It’s tough being a first home buyer. But with a bit of foresight and forward planning, we’ve got a few tips to help you make it work.
First of all, first home buyers can still buy with a 10% deposit. However, banks can only do 10% of their new lending to those with less than a 20% deposit. Fortunately, all of the banks prioritise this towards first home buyers. Unfortunately, it’s also a competition, so the better you look on paper, the better your chance of getting approved.
New builds are exempt from the Reserve Bank restrictions, so generally buying new is easier. This can be off-plan or on completion provided you buy directly from the builder.
Saving the deposit
Get stuck into Kiwisaver early. It’s the cornerstone of most deposits and the sooner you get started, the better. What I like is that it’s literally set and forget. You also get the added benefit of your employer contributing another 3%.
If you can make it work, try tipping in 8% of your wages. Over 5 years you’ll save in excess of $40,000. If there’s two of you, then that’s an $80,000 deposit.
First Home Grant
There’s the additional benefit of a First Home Grant if you earn less than $85,000 as an individual and $130,000 as a couple, provided you are buying for less than $600,000 in Auckland for an existing property or $650,000 for a new property.
The maximum grant is $10,000 for an existing dwelling ($5,000 per eligible borrower) and $20,000 for a new build.
Once the deposit is sorted, the biggest challenge with a mortgage is how much you can afford to repay each month.
Student loan repayments make a big difference to affordability. The sooner you can clear it, the better. On a salary of $70,000 student loan repayments equate to $509 per month, or 11% of your after-tax income. This equates to the repayments on $80,000 of mortgage debt. If buying as a couple, and you both have student loans, you will be reducing your borrowing power by $160,000 or more.

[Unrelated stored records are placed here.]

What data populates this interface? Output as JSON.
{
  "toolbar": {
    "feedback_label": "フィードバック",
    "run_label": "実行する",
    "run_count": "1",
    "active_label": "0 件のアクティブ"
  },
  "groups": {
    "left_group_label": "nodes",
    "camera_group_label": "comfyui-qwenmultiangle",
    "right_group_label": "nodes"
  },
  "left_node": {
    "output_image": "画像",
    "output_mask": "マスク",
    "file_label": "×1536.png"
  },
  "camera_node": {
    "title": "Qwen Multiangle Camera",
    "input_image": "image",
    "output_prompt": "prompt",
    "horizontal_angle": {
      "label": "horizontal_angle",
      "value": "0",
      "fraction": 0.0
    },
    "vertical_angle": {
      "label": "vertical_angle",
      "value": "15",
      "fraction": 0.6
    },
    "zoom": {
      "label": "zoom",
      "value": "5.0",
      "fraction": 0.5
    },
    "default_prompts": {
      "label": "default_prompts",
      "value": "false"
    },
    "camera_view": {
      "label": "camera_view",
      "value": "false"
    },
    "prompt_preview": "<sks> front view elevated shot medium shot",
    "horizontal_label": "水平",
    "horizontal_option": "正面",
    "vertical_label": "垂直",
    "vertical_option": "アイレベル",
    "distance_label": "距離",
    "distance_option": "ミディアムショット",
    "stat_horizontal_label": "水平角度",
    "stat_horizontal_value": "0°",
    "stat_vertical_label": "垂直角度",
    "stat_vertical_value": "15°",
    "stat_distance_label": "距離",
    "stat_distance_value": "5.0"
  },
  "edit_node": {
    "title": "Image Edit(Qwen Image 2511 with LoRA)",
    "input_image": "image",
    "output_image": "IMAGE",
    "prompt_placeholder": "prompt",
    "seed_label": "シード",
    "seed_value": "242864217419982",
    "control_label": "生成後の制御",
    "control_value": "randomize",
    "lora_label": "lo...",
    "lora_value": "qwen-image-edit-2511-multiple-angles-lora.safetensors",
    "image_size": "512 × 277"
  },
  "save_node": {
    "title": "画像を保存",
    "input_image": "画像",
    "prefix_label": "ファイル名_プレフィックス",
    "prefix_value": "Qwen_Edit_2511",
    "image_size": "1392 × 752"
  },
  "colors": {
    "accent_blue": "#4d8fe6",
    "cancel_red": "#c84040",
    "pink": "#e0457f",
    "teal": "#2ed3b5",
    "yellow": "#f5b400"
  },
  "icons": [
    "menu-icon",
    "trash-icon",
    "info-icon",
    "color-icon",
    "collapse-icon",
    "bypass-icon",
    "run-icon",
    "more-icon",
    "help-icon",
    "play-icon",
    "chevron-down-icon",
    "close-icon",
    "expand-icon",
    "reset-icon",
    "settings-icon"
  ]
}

If we can, sometimes it makes sense to consolidate your student loan into the mortgage to free up cash flow. Especially if you’re not far from paying it off but value the cash flow benefit more than paying a bit of interest.
Similarly, monthly expenses also impact on borrowing power, especially other forms of debt repayments. As a first home buyer avoid debt like the plague. For the most part, banks interpret it as living beyond your means. When you add it all up, debt repayments and other discretionary expenses can significantly reduce borrowing power.
Our top tips
Buying your lunch versus making it, combined with a coffee every day will cost you around $50,000 in borrowing power. That’s because $300 of loan repayments each month equates to $50,000 of borrowing power. It all adds up. Band together at work, and get the boss to buy a decent coffee machine.
Cars also make a big difference. The total running cost of a car is roughly $800 per month including depreciation. In Auckland, the alternative would be a HOP unlimited bus and train pass for $200 and wham an additional $100,000 of borrowing power.
You can make it work
For a couple with a combined income of $140,000 (no kids) the maximum borrowing will be $600,000 with student loans and $760,000 without student loans. Buying a home for $700,000 with an $80,000 deposit and borrowing $620,000 is workable.
Saving up for a house is tough. But owning and servicing the mortgage is equally tough. Even once you own a home, it won’t necessarily get easier. For many there will be the complication of having kids within a relatively short timeframe and dropping to one income. Then, just as it gets easier, you’ll want to upgrade the castle.